Linear Algebra for Machine Learning (Part 1 of 4)
Published:
Overview
The target audience of this blog series are those interested in Machine Learning, but has little or weak understanding on linear algebra. This blog series will cover the basics in linear algebra, spanning over (1) Basics of Vectors and Matrices and Operating with Them, (2) Determinants and Inverse, (3) Eigenvalues and Eigenvectors, (4) Singular Value Decomposition. Feel free to skip over sections you are confident in.
This blog post will specifically deal with what vectors and matrices are, what we can do with them, and the intuition behind their structure.
Vectors and Matrices
In the field of Machine Learning (ML), Vectors and Matrices are commonly used as a tool for representing data.
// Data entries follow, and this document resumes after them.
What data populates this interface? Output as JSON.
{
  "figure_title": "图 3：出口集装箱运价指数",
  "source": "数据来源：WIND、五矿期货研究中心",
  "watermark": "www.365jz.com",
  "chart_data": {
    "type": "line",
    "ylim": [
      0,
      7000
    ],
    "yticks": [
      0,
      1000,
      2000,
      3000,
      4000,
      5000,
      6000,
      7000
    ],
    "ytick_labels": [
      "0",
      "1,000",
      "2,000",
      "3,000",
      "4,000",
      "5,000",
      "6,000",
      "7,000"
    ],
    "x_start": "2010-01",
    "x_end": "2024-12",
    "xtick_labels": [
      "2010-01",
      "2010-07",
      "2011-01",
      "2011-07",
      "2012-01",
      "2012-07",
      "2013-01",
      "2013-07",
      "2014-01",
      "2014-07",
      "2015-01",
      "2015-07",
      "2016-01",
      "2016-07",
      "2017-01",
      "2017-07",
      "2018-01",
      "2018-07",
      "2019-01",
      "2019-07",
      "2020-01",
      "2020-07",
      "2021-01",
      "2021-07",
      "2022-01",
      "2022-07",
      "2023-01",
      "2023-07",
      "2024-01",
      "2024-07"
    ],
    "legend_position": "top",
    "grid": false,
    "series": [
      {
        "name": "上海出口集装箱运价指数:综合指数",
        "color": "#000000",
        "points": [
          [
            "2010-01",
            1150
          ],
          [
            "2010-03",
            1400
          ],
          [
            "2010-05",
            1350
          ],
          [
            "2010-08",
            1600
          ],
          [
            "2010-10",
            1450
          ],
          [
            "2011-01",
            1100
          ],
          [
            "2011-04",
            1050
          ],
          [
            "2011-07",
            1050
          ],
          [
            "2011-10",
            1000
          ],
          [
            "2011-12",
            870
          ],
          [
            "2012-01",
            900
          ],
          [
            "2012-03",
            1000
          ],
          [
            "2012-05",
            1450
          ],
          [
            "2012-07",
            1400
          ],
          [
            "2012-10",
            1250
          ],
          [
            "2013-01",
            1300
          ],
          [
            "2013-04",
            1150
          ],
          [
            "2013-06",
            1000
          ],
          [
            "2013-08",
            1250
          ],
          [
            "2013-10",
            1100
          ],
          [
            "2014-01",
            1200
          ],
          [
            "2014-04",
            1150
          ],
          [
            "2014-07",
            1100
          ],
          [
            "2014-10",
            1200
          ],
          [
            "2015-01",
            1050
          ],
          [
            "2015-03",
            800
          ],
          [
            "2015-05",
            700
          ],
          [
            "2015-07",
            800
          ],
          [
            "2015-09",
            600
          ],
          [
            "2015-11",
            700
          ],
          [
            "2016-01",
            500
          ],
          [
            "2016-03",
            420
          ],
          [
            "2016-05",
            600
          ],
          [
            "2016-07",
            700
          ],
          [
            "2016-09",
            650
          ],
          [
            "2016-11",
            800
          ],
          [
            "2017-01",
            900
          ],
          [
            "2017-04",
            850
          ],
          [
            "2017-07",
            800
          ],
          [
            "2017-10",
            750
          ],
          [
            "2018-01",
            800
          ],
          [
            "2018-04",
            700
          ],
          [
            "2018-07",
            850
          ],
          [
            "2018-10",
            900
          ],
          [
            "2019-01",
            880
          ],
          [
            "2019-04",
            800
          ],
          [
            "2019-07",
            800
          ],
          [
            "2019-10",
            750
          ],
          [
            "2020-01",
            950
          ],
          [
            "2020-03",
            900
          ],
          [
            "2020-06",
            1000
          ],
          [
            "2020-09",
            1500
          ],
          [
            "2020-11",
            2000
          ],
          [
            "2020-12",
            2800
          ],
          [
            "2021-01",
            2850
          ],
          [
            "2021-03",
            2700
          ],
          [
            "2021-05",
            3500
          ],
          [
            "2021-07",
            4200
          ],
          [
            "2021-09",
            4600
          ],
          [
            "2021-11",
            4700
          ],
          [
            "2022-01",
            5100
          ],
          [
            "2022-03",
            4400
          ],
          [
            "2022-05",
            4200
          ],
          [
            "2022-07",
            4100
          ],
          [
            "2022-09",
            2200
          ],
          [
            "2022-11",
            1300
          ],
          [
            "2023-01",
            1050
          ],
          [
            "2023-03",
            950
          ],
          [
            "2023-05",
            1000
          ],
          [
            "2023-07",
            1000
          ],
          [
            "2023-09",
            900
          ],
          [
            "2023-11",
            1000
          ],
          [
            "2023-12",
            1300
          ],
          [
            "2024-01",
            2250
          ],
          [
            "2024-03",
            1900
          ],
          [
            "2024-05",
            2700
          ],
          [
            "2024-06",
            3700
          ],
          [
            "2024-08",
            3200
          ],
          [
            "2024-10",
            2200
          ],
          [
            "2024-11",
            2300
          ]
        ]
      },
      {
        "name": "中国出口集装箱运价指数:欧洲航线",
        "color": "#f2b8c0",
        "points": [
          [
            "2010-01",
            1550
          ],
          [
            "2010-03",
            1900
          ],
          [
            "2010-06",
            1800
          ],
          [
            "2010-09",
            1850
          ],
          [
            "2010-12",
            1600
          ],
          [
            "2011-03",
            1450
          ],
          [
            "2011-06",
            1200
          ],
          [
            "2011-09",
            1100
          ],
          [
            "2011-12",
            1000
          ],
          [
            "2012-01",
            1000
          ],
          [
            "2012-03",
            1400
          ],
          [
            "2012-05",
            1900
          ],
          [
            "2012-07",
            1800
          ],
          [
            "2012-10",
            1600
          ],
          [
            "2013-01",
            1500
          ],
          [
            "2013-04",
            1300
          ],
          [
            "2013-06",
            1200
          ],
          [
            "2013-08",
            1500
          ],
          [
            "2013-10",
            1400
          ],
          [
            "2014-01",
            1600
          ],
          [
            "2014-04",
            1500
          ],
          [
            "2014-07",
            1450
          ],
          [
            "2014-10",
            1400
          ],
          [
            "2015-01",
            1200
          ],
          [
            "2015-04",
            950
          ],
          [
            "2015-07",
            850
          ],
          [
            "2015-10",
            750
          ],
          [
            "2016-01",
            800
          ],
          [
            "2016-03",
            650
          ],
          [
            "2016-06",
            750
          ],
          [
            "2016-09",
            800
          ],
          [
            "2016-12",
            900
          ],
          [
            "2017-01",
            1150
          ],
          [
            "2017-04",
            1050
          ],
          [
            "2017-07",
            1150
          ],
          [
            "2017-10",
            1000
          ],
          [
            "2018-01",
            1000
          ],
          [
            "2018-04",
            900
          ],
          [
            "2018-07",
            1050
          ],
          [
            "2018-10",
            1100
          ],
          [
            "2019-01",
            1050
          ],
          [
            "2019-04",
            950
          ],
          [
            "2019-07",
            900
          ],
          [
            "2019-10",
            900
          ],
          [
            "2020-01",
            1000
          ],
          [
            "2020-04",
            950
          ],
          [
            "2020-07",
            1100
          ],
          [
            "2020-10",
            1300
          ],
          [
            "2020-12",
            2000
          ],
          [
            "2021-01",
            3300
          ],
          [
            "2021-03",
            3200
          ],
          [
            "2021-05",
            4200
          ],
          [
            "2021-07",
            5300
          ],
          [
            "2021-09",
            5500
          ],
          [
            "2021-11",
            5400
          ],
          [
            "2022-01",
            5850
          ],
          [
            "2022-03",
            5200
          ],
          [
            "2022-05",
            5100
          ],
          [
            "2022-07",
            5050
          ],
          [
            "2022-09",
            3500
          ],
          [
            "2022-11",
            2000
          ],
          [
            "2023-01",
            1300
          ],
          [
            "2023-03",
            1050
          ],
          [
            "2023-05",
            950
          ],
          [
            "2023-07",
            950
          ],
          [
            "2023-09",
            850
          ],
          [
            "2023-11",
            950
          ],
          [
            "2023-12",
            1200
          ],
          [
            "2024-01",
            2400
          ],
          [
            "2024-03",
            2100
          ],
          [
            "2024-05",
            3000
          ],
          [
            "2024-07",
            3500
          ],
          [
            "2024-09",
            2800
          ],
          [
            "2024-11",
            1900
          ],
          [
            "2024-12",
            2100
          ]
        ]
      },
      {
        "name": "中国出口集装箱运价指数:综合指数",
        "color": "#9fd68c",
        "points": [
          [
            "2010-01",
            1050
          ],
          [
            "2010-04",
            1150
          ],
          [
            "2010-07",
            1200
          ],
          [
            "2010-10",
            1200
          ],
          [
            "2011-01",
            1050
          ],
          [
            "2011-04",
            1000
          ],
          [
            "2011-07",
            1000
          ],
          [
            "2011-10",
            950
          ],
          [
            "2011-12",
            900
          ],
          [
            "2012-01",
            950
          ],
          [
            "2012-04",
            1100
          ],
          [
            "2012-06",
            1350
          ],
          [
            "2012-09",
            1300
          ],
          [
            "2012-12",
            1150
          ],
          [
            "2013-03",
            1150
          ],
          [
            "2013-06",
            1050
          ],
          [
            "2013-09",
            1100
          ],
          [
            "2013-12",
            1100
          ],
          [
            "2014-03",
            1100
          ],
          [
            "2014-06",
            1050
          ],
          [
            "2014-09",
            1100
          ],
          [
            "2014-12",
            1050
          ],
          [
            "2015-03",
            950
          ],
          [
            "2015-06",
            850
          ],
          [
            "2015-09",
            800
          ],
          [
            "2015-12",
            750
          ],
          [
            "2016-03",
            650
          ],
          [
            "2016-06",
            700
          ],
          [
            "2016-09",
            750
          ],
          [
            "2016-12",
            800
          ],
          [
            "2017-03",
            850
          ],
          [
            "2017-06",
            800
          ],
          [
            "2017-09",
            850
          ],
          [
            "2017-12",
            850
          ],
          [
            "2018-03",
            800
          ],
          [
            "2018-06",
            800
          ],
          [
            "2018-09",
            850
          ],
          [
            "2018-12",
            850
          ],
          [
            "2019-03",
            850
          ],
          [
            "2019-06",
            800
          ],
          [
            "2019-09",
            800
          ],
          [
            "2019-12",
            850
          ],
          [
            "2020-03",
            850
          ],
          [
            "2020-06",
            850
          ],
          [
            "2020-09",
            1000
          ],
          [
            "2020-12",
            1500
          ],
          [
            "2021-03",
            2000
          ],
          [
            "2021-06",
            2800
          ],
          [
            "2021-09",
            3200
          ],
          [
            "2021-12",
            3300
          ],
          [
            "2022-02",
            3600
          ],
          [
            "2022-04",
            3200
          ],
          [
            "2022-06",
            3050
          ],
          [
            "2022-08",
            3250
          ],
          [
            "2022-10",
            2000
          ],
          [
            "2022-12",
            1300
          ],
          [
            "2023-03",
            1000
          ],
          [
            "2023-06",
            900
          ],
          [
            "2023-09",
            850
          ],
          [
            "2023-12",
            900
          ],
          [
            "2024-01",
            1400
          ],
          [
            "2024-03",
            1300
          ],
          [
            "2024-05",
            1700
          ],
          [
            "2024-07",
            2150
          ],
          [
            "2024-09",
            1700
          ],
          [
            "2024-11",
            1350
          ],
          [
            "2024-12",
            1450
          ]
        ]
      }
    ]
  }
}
Since machines do not have the same senses as we do, we must convert these data into a representation machines can process, which would be numbers - a lot of them. One neat way to represent these numbers are by using vectors.
Vectors
Simplified Definition: Vectors are a group of numbers in a given context.
Let’s leap forward with an example. Say that you are shopping for items in a super-mini market that only have 3 items which are: Apple, Banana, Milk. You then go to buy 3 Apples and 2 Bananas. In a spreadsheet, that would look like the table below.
Apple | Banana | Milk |
---|---|---|
3 | 2 | 0 |
A vector is simply the entry of that spreadsheet: $\begin{pmatrix} 3-Apple & 2-Banana & 0-Milk \end{pmatrix}$
As long as you guarantee that the context never changes (i.e. the first entry always talk about amount of apple bought, the second entry always talk about amount of banana bought, etc), you can remove the context from the vector, so that you only have: $\begin{pmatrix} 3 & 2 & 0 \end{pmatrix}$
The above vector is called a horizontal vector. From the name, you might guess that a vertical vector exist, and you’d be right! An equivalent vertical vector would be: $\begin{bmatrix} 3 \ 2 \ 0 \end{bmatrix}$ Other than their orientation, they are perfectly identical! For now, you can use any format you want. But, for the remainder of this section, I will be using a horizontal vector.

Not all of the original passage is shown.